Casper, Babar, Evil Bunny... Tous ces logiciels espions sont les membres d'une même famille. C'était déjà la thèse de plusieurs chercheurs en informatique, et c'est aussi la conviction de la grande entreprise de sécurité russe Kaspersky, qui publie, vendredi 6 mars, une note à ce sujet.
Kaspersky affirme surveiller « depuis plusieurs années » un groupe de développeurs de programmes espions que l'entreprise a baptisés « Animal Farm », la Ferme des animaux. L'entreprise confirme que la Ferme a donné naissance à Bunny, Babar et Casper. Et révèle l'existence de nouveaux programmes espions : Dino, Tafacalou et NBot. Certains étaient connus dans le cercle restreint des experts en sécurité informatique.
Le programme nommé Tafacalou, qui pourrait être une traduction de « ça va chauffer » ou « pour réchauffer » en occitan, est un logiciel de reconnaissance destiné à repérer des cibles. Ce fonctionnement est similaire à celui de Casper, qui semble cependant être plus récent. Si les attaquants estiment qu'un ordinateur infecté par Tafacalou est intéressant, ils y injectent Dino ou Babar.
L'entreprise ne s'étend pas sur les capacités précises de ces nouveaux logiciels. Elle souligne cependant que Dino est une « plateforme d'espionnage complète », qui reste moins sophistiquée que Babar.
Impossible de dire avec certitude qui se cache derrière la Ferme des animaux. Comme à son habitude, Kaspersky se refuse à toute attribution, un exercice particulièrement délicat en sécurité informatique.
Cependant, pour Costin Raiu, de Kaspersky, l'implication d'un Etat dans la Ferme des animaux ne fait « aucun doute » :
« Des choses aussi complexes que Dino et Babar ne peuvent pas être réalisées par des cybercriminels, d'autant qu'il n'y a pas de profit financier. De fait, cela ne peut être qu'un Etat. »
Des cibles humanitaires
Kaspersky ne mentionne aucune cible précise, mais évoque des victimes au sein d'organisations gouvernementales, de sous-traitants militaires, mais aussi d'organisations humanitaires, d'activistes ou de médias.
Le programme Tafacalou, qui effectue des repérages sur les ordinateurs qu'il infecte afin de déterminer s'ils doivent être surveillés de plus près, donne de bons indices sur les priorités des pirates, explique Kaspersky. La plupart des ordinateurs infectés par Tafacalou se situent en Syrie, en Iran et en Malaisie. Le nombre de machines infectées repérées par l'entreprise russe – quelques dizaines – confirme que les programmes de la Ferme des animaux ne sont pas destinés à de l'interception massive, mais à des opérations ciblées.
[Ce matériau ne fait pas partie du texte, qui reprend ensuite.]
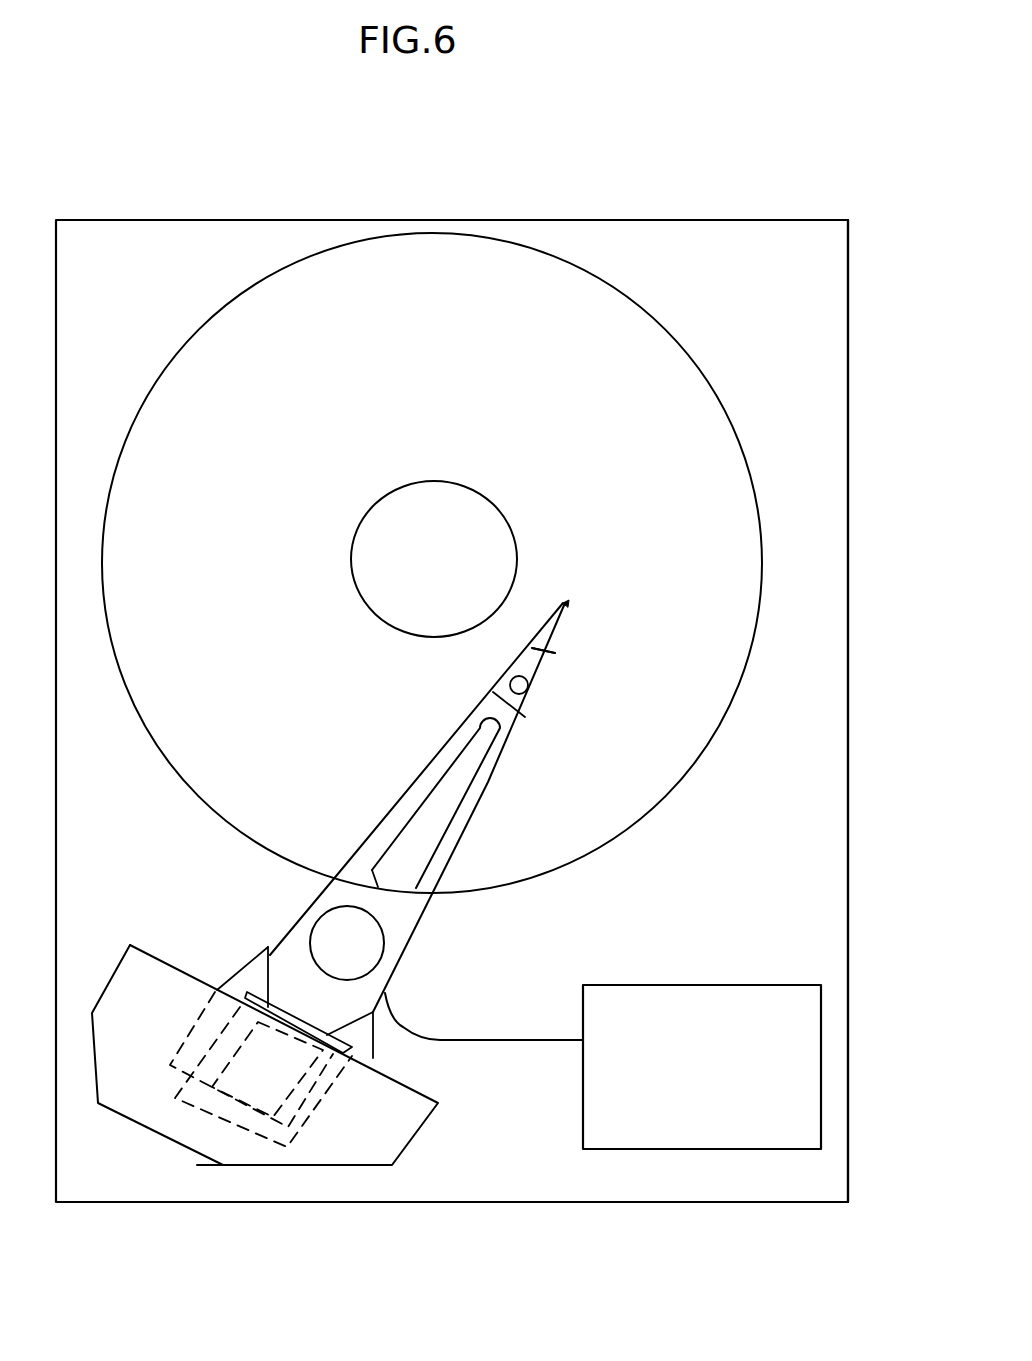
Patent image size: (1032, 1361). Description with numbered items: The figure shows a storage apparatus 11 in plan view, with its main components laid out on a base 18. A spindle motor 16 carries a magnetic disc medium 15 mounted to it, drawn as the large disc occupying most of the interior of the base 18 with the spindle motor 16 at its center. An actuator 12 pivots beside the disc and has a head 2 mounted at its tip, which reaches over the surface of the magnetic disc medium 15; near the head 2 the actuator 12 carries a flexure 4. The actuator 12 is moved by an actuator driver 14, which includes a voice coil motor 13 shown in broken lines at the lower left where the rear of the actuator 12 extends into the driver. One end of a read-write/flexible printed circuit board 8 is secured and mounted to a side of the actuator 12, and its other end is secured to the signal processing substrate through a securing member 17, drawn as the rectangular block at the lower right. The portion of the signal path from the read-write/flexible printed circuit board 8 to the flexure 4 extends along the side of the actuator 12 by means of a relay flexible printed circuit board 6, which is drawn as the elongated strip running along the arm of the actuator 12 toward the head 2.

Paul Rascagnères, expert en sécurité dans l'entreprise allemande G-DATA, qui a pu consulter la note de Kaspersky, estime que ces éléments confirment ce qu'il a pu observer. « Nous savons que Babar a été utilisé en Iran courant 2013 », explique-t-il.
« Le mode opératoire consistant à utiliser un premier logiciel malveillant de reconnaissance puis dans un second temps un plus complexe est classique dans le cas d'attaque ciblée. »
Selon Kaspersky, la Ferme des animaux est active depuis au moins 2009, mais l'entreprise dit avoir retrouvé des traces d'activité remontant à 2007. Les chercheurs russes ont également détecté un logiciel espion encore inconnu, à l'œuvre au Burkina Faso, sans préciser la date du repérage.
En 2014, Le Monde révélait sur la base de documents fournis par Edward Snowden que les services de renseignement canadiens soupçonnaient les services de renseignement français d'avoir développé Babar.